—Bien au contraire, répondit La Godaille, elles me bourdonnaient encore aux oreilles, mais toujours inintelligibles. Tant de faits s'étaient si rapidement succédé pour moi que j'étais bien excusable d'avoir perdu un sang-froid qui, du reste, dans cette solitude de ma chambre, commençait à me revenir.
D'un geste de main, Gontran, tout curieux, invita Frédéric Bazart à poursuivre.
—Oui, reprit La Godaille, ce coup de feu devait avoir été tiré sur Alfred. Il avait été probablement rôder autour de la demeure de Vernot qu'il accusait de lui avoir repris le chien blessé. Soit qu'il eût voulu recouvrer sa bête par ruse, soit qu'il eût tenté d'exécuter la vengeance qu'il couvait contre le brigadier, quelque tentative avortée lui avait indubitablement valu ce coup de fusil.
Alors, par un revirement de ma pensée, j'oubliai le beau blond et ma réflexion se rattacha au chien ou, pour mieux dire, à l'étrange conduite de mon oncle qui, après avoir voulu acheter dix mille francs à Alfred l'animal vivant, m'avait offert de me payer pareille somme si je tuais la bête retombée au pouvoir du brigadier.
Je comprenais bien le premier cas, persuadé que j'étais que mon oncle, pour se venger de l'aubergiste, achetait le moyen de faire pincer le contrebandier Trudent.
Mais faire tuer la bête, c'est-à-dire donner dix mille francs pour anéantir ce moyen de vengeance... Là, vrai, je ne comprenais plus!
Ce fut, précisément, en voulant m'expliquer cette contradiction que la lumière se fit soudain en mon esprit.

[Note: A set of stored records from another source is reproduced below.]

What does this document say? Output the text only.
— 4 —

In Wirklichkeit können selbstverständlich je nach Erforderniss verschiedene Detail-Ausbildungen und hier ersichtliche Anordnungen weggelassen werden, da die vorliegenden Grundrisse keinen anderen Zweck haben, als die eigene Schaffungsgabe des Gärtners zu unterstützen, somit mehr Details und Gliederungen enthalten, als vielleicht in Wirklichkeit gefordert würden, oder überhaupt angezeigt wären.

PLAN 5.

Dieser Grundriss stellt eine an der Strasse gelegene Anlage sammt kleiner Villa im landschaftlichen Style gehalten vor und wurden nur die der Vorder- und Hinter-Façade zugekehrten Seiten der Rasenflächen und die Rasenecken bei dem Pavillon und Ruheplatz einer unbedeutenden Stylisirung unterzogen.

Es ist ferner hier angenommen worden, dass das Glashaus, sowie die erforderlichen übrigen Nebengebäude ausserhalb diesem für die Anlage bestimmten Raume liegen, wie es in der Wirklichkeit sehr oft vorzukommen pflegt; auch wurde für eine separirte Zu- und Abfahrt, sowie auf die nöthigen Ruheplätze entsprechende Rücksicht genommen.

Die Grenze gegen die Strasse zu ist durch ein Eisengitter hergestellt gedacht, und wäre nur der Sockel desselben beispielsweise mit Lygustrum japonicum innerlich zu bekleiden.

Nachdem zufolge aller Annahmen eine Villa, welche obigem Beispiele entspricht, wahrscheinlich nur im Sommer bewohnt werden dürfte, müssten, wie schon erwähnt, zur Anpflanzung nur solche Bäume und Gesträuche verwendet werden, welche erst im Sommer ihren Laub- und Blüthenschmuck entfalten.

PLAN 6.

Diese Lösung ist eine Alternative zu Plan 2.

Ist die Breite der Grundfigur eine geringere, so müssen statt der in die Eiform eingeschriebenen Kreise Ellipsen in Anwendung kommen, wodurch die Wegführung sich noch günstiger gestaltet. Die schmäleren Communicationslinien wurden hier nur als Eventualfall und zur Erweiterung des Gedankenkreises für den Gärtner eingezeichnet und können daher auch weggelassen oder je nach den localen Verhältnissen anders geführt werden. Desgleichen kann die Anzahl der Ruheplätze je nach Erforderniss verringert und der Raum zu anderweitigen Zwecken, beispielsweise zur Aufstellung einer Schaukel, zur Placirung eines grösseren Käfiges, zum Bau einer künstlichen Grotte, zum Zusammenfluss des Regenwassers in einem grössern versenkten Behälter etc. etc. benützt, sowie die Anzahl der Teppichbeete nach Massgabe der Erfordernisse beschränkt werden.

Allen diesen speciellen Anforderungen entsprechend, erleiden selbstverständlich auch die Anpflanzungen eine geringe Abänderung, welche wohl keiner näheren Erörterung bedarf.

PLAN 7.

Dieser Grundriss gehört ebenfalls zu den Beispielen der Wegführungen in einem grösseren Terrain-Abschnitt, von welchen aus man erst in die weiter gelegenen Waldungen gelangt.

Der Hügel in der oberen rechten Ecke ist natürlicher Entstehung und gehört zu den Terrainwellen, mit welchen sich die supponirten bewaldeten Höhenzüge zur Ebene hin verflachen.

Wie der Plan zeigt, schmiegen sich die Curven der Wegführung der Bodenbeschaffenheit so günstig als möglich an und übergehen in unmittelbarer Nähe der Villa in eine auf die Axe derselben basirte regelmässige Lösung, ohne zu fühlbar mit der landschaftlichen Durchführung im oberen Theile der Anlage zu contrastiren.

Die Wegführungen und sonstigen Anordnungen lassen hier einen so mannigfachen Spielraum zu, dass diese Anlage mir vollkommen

Je sursautai, en me disant tout ébaubi:
—Mais c'est mon oncle lui-même qui est ce contrebandier que cherche à découvrir Vernot!!! Des deux côtés, il voulait se tirer d'affaire... soit en rachetant son chien de tête à Alfred qui le faisait chanter... soit en supprimant par un coup de fusil, chez le brigadier, l'animal par lequel ce dernier se serait fait conduire au chenil.
Alors, à ce mot de chenil, les dernières paroles du Père aux écus me revinrent à la mémoire, mais, cette fois, parfaitement intelligibles.